- Pergamene-Bithynian War: Part of the Pergamene-Bithynian Wars
| Date | c. 209-205 BC |
| Location | Western Anatolia |
| Result | Inconclusive |

Belligerents
- Pergamon: Bithynia Seleucid Empire

Commanders and leaders
- Attalus I: Prusias I Antiochus III

= First Pergamene-Bithynian War =

Anatolian conflict in antiquity

The First Pergamene-Bithynian War was a regional conflict between the Kingdom of Pergamon and Bithynia. The initial conflict was sparked by the ambitions of Bithynian king Prusias I. Bithynia invaded the Kingdom of Pergamon to capitalize on their distraction in Macedonia. During the First Macedonian War, Pergamon joined the conflict on the side of Rome to gain glory and expand their holdings.

== Origins ==
The origins of the Pergamene-Bithynian War date back to 214 BC. In that year, Attalus was called into the First Macedonian War as an ally of the Aetolians. In 210, during the First Macedonian War, Attalus bought the island of Aegina. At a similar time, it appeared that Attalus was dedicated to the cause, as his alliance with Rome didn't forbid Pergamon from exiting the war early. One year later, King Prusias I, brother-in-law to Philip V of Macedon, invaded the territory of Pergamon.

== War and aftermath ==
In 209, Attalus crossed back into Anatolia to defeat Prusias. In his conquest, he captured the territory of Aezanitis, Phrygia Epictetus, and Pessinus. However, in 208 or c. 205 BC, he lost the city of Teos to the Seleucids.

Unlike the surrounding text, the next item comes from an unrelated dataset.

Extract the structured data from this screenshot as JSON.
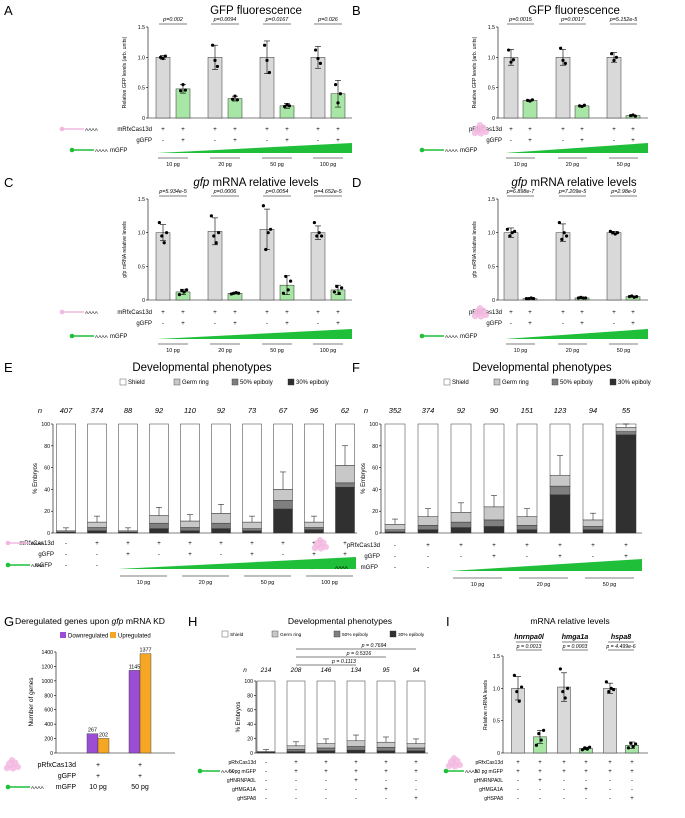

From Pessinus, Attalus sent a large stone of the Magna Mater to the Romans in 205, who wanted divine intervention against Hannibal during the Second Punic War. In the same year, Pergamon formed a coalition alongside Rhodes to defeat King Philip V (see Cretan War). Following the war, Pergamon entered a state of weakness, wherein Prusias invaded and occupied the territory of Mysia.